- Wednesday, August 26, 2015

China is hurtling toward regime crisis. The Shanghai stock market roller coaster, the nervous reaction of other world markets and the frightening headlines across the world are the least of Beijing’s worries. All the bad news is, however, symptomatic of deeper concerns.

Despite the apparent similarities to the stock exchanges of the West, the Shanghai market is profoundly different. It is not a primary collector of capital for investment. Capital and savings distribution in the Chinese system is largely done through three government banks, a top-down process Beijing is eager to transform to market-oriented distribution. The private sector accounts for a disproportionate share of Chinese prosperity, but it is pitted against huge, inefficient but politically connected government monopolies.

The Communist leaders in recent weeks encouraged investors to move their money into the stock market, moving away from central planning, which commits half of government funds to investment and toward more consumption. Beijing was once so infatuated with the Soviet model that it built enormous ghost cities without residents. Given the notorious Chinese addiction to gambling, it was inevitable that stock market speculation would soar until large and adroit speculators pulled the rug (or plug).

Confronted by a propaganda disaster, the Communist leaders began in early summer throwing money into the Shanghai market; the central bank started buying up shares. The market nevertheless continued to swoon, and in the latest round the powers that be have apparently given up, leaving investors big and small to take the hit. This is what they should have done in the first place, instead of demonstrating a growing inability to direct a planned economy without a plan.

Even more important to the party’s power monopoly, the decline in overall growth continues. Having given up Marxist-Leninism-Maoism in all but name, rapid economic growth has become all-important. The government claims a 7.6 percent growth rate, well behind the official claim of an average annual 10 percent growth over two decades. This was a figure that nobody believed, Many analysts say the number is closer to 5 percent. The conventional wisdom held that 8 percent annual growth in all economic activity was needed to preserve stability. Even more worrying has been the speed of the decline.

Numbers are not the only problem. Unlike his immediate two predecessors, Xi Jinping holds three crucial positions, secretary of the party, head of the government and chief of state. He has abandoned all pretense of collegiality. His reach for total power includes a spirited anti-corruption campaign reaching into the highest echelons of the party. Anti-corruption drives, which sound good, often cover the elimination of party rivals.

Mr. Xi has gone after several politburo members at the top of the Communist heap, including the head of the secret police and intelligence, Zhou Yongkang.

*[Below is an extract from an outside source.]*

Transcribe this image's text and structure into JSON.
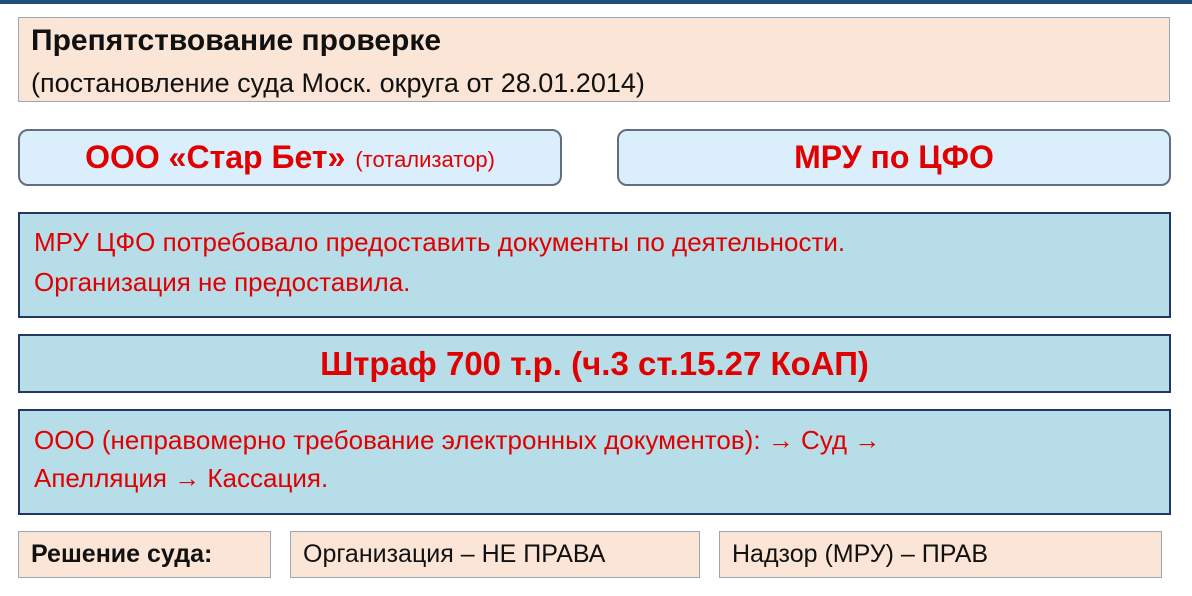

Mr. Zhou was accused of everything from womanizing with the niece of a former president, whom he married after his second wife died in a mysterious automobile accident, to a scandal about his family’s hoard of $14.5 billion taken in bribery and embezzlement.

Mr. Zhou was sentenced to life imprisonment in a secret trial, but with so many of his friends in high places in the party, that is not necessarily the end of the matter. Mr. Xi, like his predecessor, has appointed large number of senior generals, most with no military experience, but are keen students of loyalty. There are stories from Beijing that he has put his predecessor, who has a strong following in the party, under house arrest.